I had duck eggs, though, and pistachio biscotti, so I figured I’d make a trifle (this, despite the fact that the aforementioned friend had in the past expressed distaste for such desserts. His objections are completely aesthetic, though: he finds their air of thrown-togetherness offensively lazy. I, on the other hand, love the simple, breezy whimsicality of fresh fruit, custard, cream, and cake or cookies layered together). I made a simple crème anglaise with a duck egg, a little sugar, and some half and half, added a drop of vanilla, and let it cool. Finally, I folded in about a cup of plain Brown Cow yogurt (cream top, of course). I layered it in glasses with cherries and crushed biscotti.

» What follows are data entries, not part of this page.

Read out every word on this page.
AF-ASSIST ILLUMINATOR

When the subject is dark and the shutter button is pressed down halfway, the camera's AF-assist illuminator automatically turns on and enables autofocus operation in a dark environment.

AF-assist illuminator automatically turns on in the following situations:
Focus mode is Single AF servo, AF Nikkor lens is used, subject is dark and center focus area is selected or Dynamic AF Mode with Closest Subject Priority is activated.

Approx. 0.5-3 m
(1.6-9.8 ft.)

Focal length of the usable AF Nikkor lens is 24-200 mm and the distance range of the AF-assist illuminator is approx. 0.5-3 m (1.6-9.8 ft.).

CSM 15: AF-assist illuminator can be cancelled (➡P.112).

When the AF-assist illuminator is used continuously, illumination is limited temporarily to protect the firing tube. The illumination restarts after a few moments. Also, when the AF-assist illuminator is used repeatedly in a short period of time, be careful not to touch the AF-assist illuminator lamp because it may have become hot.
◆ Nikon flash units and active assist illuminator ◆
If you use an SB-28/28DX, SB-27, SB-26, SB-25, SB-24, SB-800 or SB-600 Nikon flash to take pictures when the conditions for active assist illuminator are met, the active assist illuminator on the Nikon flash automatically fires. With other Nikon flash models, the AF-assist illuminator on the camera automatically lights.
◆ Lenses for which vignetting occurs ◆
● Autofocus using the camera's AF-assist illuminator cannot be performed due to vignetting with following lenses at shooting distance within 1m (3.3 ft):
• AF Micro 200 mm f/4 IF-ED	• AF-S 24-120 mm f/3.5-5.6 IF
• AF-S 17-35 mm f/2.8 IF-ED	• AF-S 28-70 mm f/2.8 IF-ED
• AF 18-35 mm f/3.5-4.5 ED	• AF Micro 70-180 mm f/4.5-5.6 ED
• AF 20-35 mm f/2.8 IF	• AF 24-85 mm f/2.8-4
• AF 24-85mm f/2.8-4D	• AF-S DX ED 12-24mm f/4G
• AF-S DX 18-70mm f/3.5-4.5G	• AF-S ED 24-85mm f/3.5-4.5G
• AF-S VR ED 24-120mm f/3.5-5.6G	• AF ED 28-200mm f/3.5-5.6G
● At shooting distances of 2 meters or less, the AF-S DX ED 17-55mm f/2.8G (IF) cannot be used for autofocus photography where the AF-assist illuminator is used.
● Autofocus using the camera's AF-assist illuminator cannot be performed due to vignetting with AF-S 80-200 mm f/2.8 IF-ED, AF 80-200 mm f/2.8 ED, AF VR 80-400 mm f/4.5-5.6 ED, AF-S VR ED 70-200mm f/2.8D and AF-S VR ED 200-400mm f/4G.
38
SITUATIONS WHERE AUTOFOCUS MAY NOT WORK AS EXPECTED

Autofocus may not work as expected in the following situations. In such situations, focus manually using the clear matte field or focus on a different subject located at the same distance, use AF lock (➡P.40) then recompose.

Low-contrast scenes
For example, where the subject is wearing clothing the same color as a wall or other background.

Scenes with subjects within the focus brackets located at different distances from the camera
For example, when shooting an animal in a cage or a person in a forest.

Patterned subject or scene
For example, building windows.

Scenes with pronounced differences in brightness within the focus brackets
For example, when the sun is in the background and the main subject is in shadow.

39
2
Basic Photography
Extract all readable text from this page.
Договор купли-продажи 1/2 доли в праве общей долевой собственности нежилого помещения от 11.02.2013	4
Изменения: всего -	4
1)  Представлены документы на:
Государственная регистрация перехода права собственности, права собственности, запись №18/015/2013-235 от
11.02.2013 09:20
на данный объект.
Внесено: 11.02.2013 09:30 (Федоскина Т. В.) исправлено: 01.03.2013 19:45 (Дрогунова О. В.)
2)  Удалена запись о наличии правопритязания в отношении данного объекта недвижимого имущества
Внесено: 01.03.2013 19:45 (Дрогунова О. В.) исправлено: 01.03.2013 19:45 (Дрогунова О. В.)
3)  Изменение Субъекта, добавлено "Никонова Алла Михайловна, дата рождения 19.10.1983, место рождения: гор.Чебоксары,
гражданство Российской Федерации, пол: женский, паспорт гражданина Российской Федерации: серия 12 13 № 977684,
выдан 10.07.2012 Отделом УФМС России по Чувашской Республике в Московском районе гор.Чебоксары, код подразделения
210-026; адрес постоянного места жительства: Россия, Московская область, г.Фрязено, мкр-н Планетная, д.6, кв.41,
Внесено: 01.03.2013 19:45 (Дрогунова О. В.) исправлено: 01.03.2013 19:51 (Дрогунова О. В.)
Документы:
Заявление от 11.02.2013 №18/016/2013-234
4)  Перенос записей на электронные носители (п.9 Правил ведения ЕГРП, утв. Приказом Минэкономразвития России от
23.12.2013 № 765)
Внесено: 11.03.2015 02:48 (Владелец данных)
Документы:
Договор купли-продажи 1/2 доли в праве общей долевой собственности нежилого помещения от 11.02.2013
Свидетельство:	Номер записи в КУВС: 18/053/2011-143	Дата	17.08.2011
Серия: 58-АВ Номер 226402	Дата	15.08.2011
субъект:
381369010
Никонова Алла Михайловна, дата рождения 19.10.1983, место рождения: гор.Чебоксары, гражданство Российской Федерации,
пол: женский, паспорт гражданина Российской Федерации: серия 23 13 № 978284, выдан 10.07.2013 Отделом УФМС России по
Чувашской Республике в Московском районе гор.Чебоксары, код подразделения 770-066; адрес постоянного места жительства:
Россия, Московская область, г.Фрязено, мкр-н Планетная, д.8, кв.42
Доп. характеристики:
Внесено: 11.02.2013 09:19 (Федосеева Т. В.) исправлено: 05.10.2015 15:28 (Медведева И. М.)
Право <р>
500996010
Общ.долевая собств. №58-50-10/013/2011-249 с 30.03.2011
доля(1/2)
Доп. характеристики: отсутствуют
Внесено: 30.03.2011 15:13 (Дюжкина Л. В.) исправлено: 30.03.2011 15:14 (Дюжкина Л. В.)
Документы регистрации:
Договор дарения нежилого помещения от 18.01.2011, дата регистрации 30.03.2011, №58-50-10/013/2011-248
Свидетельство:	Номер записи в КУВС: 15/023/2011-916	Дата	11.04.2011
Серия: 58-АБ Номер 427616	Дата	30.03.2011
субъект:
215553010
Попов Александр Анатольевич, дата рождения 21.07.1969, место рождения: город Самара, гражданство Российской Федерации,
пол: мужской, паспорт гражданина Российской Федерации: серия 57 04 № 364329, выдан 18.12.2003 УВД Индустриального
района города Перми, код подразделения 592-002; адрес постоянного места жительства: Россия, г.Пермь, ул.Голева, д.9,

It was pretty good: creamy and crunchy and fruity, simultaneously light and rich. I’m still not quite sure how I feel about the yogurty crème anglaise: It was pleasingly tangy, and had a smooth, velvety texture… I’m just not sure I preferred it to regular old sweetened yogurt.

In the event, my friend did like it, so I counted it a success.

it wasn't that pretty, but it did the job.
not that pretty, but it did the job.